Published online by Cambridge University Press: 14 August 2009
Since the late 1970s, there has been remarkable growing optimism about the efficacy of drug therapy in the treatment of patients with personality disorders. But is this optimism justified? Once in a while pharmacotherapists meet personality-disordered patients who respond dramatically to a new drug after years of struggling in therapy without progress. Open-label, uncontrolled studies are fuelled by these spectacular cures. Scientific journals accept these case histories and open studies as preliminary evidence of the efficacy of a given agent and the effects that might be expected from pharmacological interventions. Subsequent reviews on the efficacy of pharmacological treatment then provide misleading overviews by suggesting that, even in the absence of placebo-controlled randomized clinical trials, these “best” results can shape an evidence-based approach.

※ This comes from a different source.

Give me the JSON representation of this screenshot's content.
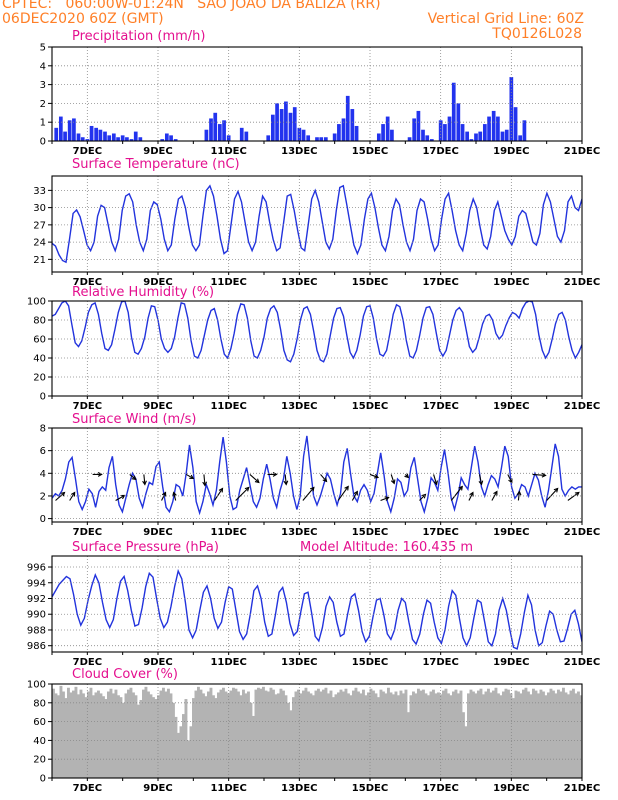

In spite of the poor evidence for the efficacy of most drugs, official “Guidelines” mimic these reviews and their conclusions and recommendations. For example, the recommendations of the American Psychiatric Association's practical guideline for the treatment of patients with borderline personality disorder (American Psychiatric Association, 2001) seem to encourage pharmacotherapy to treat symptoms during acute decompensations as well as trait vulnerability. In clinical practice, these recommendations may lead to polypharmacy that is justified by all kinds of speculative assumptions about disbalances of neurotransmitter systems (American Psychiatric Association, 2001). Unfortunately this can lead to iatrogenic neurobiological dysregulations, behavioral dyscontrol, immense side-effects, new disappointments for all parties concerned (therapists, patients, and their families) and low cost-effectiveness.